Je m’appuie contre le dossier de mon siège pour mieux me laisser bercer par les cahots de la rame. Il est 18 heures, le métro est plein. Malik et moi avons pu nous asseoir seulement parce que nous sommes montés au début de la ligne et nous avons encore beaucoup de chemin à parcourir. Pour me distraire des visages antipathiques qui m’entourent, je tripote les câbles des disques durs dans mon sac. Isidore et Malik ont fait du bon travail. Le portable contenait les SMS entre Tanim et les noms du carnet ; le journal d’appels prouve lui aussi qu’il y a bien eu des échanges fréquents entre numéros personnels et enfin, le disque dur trouvé dans l’ordinateur renfermait les copies des emails de Tanim sur près de trois ans. Il y a de tout : ceux qui menaçaient ses collaboratrices, ceux qui ne tarissaient pas d’éloges sur ses contacts et même les prémices d’amitiés politiques. Je suis soulagée que l’on se rende auprès de personnes qui peuvent potentiellement m’aider : ces informations sont trop énormes pour que je puisse m’en débrouiller.
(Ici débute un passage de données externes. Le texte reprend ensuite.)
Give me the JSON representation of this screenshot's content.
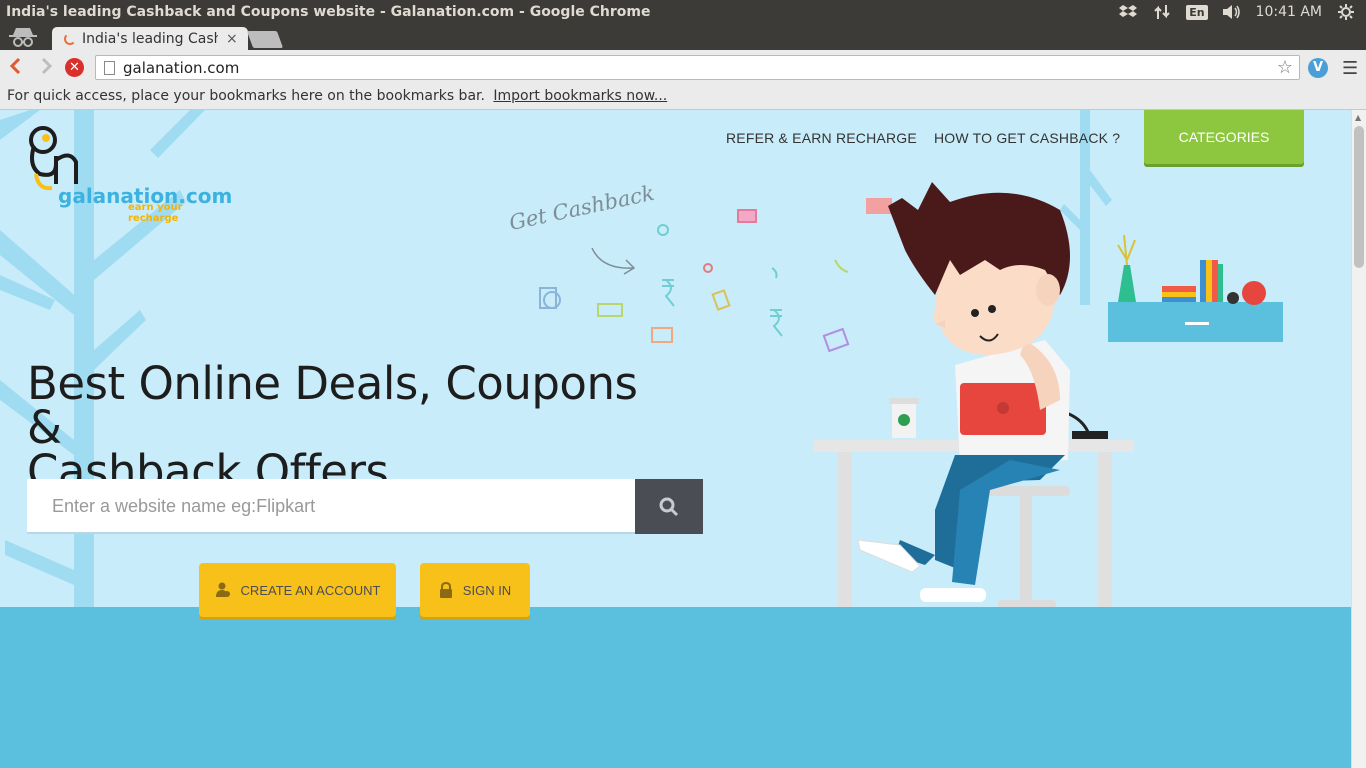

Malik est en train de jouer avec les cordes de sa capuche, je l’interpelle.

« Au fait, je ne suis pas sûre de l’avoir fait avant, mais je voulais te dire merci. Merci d’avoir accepté de m’aider et merci de me présenter ces « personnes » qui pourront peut-être m’aiguiller. Si je peux faire quelque chose pour te rendre la pareille… »

Il se retourne et m’adresse un sourire.

« Pas de quoi. C’est normal d’aider l’amie de mon colocataire ! Et ne t’inquiète pas du service rendu : Romuald nous aide plus souvent que le contraire, alors c’était l’occasion de lui renvoyer l’ascenseur.

– Parlons-en d’ailleurs ! Il ne m’a jamais parlé de vos activités. Il vous aide comment exactement ? »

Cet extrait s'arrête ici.